Years back, I was riding on a plane with Ajaan Suwat. The third person in the row suddenly turned to us. He must have known that we were Buddhists, and that the Buddha talked about life being, at least having, suffering. The first thing he said—he didn’t even say, “Hi”—he said, “I have no suffering in my life.” Then he proceeded to tell his life. And it was pretty bad. He was stuck out in the middle of the desert in Blythe, of all places. His daughter had gotten pregnant with a junkie and had a cocaine baby, which she couldn’t raise, so the grandparents had to raise her. The son was off in prison someplace. And yet he said he was perfectly fine. Someone like that, you just can’t talk to.

You meet all kinds of strange people on planes. There was one guy who turned to me one time and said, “Okay, teach me something.” I’d heard him talking on the phone to a friend about how he had met with a high-ranking government official, so I said, “You really have to be careful about not harming anybody.” He said, “Oh, that’s for people live in monasteries. I live in the real world.” Again, he put up a wall. In cases like that, you have to have equanimity, realizing that you have limitations. We don’t like to think of that, that there can be limitations in what we can do to help other people. Sometimes the limitations are a matter of our own capabilities; other times it’s because they’ve got walls put up around them. You have to learn how to accept that.

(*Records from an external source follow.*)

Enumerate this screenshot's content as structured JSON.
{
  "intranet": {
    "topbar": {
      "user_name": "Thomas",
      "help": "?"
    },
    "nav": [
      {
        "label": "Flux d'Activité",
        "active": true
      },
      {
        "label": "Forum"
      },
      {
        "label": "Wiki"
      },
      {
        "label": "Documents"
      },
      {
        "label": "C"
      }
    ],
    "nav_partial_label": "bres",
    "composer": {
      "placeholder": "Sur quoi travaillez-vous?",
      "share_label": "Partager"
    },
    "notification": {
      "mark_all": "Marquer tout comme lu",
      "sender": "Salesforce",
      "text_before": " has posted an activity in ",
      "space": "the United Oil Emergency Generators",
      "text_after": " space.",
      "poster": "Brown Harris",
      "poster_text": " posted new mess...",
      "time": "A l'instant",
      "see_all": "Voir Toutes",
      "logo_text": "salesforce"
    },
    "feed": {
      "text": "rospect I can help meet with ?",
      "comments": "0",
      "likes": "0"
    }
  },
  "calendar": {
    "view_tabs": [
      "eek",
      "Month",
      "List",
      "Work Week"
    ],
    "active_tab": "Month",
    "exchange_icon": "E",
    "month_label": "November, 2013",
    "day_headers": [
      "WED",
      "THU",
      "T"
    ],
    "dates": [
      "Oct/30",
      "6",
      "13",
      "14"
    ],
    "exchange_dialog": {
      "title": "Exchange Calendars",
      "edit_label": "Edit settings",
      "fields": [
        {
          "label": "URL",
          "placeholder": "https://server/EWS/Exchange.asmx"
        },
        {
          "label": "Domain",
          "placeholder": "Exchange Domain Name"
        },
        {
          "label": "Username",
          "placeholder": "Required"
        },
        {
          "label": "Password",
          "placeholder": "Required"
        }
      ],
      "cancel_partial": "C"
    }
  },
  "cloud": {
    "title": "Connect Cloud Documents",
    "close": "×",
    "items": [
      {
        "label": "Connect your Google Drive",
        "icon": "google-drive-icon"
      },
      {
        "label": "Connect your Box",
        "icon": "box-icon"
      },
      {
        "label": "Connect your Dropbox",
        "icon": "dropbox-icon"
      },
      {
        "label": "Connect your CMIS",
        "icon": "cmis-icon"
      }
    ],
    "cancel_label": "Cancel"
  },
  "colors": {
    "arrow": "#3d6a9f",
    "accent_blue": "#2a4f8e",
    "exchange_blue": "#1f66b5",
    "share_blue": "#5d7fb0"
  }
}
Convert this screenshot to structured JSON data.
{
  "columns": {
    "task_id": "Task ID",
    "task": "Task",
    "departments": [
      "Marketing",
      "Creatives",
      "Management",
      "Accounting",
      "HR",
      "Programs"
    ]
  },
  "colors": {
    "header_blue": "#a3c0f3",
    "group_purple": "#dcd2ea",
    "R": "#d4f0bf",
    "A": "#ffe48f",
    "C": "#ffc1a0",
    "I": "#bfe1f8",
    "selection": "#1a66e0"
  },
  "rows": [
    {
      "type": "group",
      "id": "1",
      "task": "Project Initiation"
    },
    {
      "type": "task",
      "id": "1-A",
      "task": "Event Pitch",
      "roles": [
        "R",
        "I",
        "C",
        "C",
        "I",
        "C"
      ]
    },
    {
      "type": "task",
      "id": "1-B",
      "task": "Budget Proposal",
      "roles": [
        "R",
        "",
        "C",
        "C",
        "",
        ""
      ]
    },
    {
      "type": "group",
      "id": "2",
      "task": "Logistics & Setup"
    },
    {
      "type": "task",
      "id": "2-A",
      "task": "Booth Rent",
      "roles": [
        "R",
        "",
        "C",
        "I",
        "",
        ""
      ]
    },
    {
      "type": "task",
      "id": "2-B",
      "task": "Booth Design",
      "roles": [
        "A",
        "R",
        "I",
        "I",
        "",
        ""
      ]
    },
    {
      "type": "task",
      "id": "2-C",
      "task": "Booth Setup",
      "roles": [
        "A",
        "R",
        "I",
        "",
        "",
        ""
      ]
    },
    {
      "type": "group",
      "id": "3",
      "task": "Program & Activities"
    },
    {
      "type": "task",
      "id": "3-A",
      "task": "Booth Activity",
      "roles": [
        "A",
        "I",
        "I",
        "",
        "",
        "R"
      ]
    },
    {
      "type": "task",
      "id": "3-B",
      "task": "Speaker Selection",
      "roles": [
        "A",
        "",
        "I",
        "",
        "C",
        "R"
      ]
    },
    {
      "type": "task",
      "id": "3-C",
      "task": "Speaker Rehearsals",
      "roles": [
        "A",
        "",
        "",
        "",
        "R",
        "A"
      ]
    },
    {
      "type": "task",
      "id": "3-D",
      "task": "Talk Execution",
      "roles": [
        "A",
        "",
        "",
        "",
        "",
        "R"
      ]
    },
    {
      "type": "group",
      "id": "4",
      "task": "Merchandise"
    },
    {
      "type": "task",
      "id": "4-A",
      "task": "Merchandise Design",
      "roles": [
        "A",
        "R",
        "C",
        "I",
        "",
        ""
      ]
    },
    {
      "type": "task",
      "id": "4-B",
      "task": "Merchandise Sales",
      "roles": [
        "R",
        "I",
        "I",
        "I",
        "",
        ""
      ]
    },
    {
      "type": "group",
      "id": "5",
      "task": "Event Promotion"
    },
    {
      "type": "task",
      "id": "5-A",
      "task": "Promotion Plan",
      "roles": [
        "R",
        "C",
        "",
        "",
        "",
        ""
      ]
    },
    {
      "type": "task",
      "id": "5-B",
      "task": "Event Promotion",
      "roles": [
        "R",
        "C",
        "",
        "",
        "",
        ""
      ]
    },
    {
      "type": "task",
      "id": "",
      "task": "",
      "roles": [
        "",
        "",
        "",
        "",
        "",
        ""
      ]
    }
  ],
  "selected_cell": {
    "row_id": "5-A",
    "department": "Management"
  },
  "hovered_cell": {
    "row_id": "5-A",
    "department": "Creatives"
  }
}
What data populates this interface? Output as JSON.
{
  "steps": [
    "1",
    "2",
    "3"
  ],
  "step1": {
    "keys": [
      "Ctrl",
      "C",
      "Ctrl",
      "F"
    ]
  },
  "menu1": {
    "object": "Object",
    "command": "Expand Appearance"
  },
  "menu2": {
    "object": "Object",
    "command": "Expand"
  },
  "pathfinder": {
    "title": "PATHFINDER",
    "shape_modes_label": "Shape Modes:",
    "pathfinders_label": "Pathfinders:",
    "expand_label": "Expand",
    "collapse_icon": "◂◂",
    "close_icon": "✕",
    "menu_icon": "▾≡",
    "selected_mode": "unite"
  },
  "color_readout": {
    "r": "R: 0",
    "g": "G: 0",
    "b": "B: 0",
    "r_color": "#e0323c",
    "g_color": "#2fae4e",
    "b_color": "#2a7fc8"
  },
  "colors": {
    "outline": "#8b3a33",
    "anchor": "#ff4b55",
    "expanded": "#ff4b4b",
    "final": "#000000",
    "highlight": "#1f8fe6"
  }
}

Then you use the same qualities of goodwill, kindness, patience, and equanimity in treating yourself. After all, this practice is a practice of goodwill. We want to find happiness. We want to find happiness in a way that’s harmless. It’s good that we’ve developed goodwill for others, because then it’s a lot easier to have goodwill for ourselves. The same with kindness. As for patience, it doesn’t mean just saying, “Okay, someday what I want is going to happen. I’ll just sit here and wait for it.” Patience can also mean endurance, in the sense that you keep at something, even when the results are not coming as you want them yet. But you’re headed at least in the right direction. It’s just a lot slower than you want it. Or the times when the practice progresses, and then it regresses, and it progresses again, regresses again. You can’t let yourself get knocked over by that. You have to stick with it. You have to figure out: There’s something here you’re not getting, which means you’re going to have to go through the back and forth, back and forth, maybe many times, before you suddenly see, “Oh, this is what causes things to regress. I get sloppy. I get complacent”—whatever the cause may be. Sometimes there are a lot of setbacks, and you have to be willing to learn from them.

And there’s equanimity. Sometimes there are things you simply can’t change about your environment, about the people around you. We develop perfections, but we do it in an imperfect world. And sometimes you have weaknesses of your own that you have to be patient with. In the meantime, have some equanimity. “I’m not able to do x yet, but I’ll work at it.” In other words, you don’t let your setbacks get you down.

When you develop these four qualities in dealing with other people, then you’re better positioned to deal properly with yourself as you practice.

So as you help others, you help yourself. As you help yourself, you help others. It shows that that old Mahayana issue of having to help others first before you help yourself is a non-issue. The Buddha found a way in which you can do both at the same time, because when you practice both ways, then everybody benefits. Helping yourself, you help others. Helping others, you help yourself.